Somebody has never watched the whole company go down because some other team wrote a bad migration to the central db.


Which is a large reason why I don’t think dev teams should be managing DBs. It’s rare that anyone actually understands them, much less proper administration, configuration, tuning, etc.

If you have no other choice because you’re a tiny startup, then fine, but at least show the DB the respect it deserves, and read its documentation. You wouldn’t (I hope) write and run code when you had no idea how it worked, or what the potential ramifications were, so don’t do it for the rest of your tools.


Yes, I have watched that happen both in microservices and monoliths.


The only good argument I know for microservices is organizational:

When each team is responsible for one microservice, they can manage that with much less painful coordination with other teams.


My experience has been the total opposite. When each team is responsible for a service then to build anything complex you need to have meetings with stakeholders from a bunch of teams. So much time wasted on coordination compared to when working on a monolith. There you usually just need to get buyin from the platform team plus at most one other team. And that assuming you can't just build it and open s pull request which is often the case.


I also definitely prefer a monolith, if possible!


Yes, they can do their own thing without having to worry about their pesky users. In reality, this means that when you consume somebody else’s service and you need something changed, you have the choice to either hack up your own thing or somehow convince the service team to put your needed changes on the backlog. From my experience you often end up with everybody implementing some version of what the official service is supposed to do because the service can’t be bothered to make the changes within a reasonable time frame.

I would do micro services only once the requirements are very stable and there is a clear need for scalability.
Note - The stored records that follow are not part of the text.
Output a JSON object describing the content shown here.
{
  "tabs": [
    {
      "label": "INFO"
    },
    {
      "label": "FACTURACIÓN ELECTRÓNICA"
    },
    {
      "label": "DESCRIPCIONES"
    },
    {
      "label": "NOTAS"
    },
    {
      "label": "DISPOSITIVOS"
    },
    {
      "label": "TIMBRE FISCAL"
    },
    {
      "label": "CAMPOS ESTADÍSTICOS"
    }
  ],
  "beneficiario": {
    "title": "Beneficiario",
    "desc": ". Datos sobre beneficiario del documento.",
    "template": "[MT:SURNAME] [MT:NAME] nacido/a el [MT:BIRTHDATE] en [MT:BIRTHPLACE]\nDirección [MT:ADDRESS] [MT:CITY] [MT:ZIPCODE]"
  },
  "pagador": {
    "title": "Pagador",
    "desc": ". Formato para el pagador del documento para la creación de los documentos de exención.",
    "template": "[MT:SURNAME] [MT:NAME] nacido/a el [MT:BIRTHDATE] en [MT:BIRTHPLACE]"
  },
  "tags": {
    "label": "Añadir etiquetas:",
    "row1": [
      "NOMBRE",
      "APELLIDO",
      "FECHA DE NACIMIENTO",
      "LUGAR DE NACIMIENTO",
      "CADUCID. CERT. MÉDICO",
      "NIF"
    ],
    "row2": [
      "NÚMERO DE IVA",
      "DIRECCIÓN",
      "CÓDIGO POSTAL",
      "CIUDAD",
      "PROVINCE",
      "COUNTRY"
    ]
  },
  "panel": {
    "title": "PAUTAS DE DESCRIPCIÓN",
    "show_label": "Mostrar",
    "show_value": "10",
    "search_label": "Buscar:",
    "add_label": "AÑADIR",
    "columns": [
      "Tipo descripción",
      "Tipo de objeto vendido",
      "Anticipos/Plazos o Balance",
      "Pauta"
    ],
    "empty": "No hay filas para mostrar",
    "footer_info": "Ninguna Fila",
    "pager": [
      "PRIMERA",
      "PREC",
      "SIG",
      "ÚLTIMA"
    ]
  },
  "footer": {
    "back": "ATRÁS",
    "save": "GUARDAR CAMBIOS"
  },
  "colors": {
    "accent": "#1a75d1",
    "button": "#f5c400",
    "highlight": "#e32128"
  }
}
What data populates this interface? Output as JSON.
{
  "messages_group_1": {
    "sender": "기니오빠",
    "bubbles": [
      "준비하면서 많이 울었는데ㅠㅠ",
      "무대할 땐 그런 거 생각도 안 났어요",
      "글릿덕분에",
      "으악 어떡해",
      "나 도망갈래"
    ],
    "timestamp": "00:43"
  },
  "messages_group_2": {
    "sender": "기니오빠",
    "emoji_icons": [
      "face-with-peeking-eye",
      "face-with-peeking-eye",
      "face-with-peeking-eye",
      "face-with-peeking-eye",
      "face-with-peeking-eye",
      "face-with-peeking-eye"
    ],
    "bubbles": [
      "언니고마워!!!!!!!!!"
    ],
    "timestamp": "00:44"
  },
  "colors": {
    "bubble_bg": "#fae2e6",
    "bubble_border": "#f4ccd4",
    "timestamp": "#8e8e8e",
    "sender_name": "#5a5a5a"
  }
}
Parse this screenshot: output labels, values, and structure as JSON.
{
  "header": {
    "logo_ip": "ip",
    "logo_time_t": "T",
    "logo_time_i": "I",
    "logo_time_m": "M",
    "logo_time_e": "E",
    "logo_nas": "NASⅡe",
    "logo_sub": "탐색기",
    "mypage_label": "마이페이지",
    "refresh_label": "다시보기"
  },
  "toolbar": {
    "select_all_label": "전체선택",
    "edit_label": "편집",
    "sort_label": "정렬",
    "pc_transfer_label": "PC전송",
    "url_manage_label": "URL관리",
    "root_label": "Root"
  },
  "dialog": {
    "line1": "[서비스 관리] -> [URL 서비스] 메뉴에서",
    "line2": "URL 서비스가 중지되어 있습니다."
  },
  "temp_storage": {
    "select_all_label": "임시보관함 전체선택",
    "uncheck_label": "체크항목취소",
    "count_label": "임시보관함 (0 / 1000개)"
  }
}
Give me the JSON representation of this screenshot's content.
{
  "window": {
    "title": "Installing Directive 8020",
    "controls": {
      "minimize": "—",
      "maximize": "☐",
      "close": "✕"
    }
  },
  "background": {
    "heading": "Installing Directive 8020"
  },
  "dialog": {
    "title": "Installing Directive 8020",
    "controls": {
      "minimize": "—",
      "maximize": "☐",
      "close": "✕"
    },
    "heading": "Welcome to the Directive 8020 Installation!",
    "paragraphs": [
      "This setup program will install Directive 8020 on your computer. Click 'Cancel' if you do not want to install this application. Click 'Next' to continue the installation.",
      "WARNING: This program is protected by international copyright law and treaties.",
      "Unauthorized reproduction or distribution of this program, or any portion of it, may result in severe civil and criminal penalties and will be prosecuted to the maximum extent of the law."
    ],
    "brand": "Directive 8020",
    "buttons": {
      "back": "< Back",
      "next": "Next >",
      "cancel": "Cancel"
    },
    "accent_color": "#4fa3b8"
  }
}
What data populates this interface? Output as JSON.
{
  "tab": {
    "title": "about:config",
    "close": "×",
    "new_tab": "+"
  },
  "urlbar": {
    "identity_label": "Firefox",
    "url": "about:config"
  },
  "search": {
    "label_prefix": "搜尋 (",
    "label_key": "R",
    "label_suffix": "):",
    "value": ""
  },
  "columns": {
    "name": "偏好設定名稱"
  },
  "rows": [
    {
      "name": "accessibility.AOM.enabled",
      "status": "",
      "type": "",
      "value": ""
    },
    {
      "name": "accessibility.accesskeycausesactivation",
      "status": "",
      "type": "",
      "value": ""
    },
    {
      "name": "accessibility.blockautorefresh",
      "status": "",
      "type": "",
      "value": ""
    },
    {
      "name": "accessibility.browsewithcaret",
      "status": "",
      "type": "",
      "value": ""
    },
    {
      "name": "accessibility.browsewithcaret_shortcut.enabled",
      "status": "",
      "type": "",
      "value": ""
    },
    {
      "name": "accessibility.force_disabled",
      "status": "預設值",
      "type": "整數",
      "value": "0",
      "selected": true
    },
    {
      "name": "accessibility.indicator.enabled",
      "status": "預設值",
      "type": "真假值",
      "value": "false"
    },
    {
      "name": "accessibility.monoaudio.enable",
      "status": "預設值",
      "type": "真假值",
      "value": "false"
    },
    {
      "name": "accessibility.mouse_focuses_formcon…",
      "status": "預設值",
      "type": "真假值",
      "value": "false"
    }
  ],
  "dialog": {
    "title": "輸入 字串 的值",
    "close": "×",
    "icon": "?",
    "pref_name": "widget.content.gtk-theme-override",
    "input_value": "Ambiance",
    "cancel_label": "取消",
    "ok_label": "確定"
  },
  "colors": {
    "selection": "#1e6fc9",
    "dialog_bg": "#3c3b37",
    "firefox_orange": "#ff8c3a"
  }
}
Microservice first architecture is a recipe for complexity.


I think the cross team dynamics you describe works the same way in a monolith architecture.

One difference/advantage in a monolith is that you don't have to worry which version the other microservices are on.


And TBF this is a great reason for why microservices.


That's the why, but the implication is that it's possibly not the most efficient way to build the system, and that we can't do better because we're no good at communication.


Conway's law


That's a big part of it!


Function is really a tiny issue comparing to serving static assets (ie. a fronted application) by deploying them as a dedicated Nginx microservice with a couple of files copied to the container image :)


Sure… but CPU overhead is kind of a technical detail, not a flaw in the concept. When you have a conversation about microservices, 95% of the time, the conversation veers into these details like CPU overhead. I think that’s what the article author is getting at. It’s a conversational trap—people have so many things to say about microservices.

In the end I think that microservices are not a big deal. It’s like choosing your programming language or choosing whether you want to use object-oriented programming. These decisions all have impact, but they generally aren’t revolutionary decisions. Object-oriented programming didn’t give us a massive wave of reusable code. Rust hasn’t unlocked some new, previously unseen level of developer productivity. Microservices are the same way.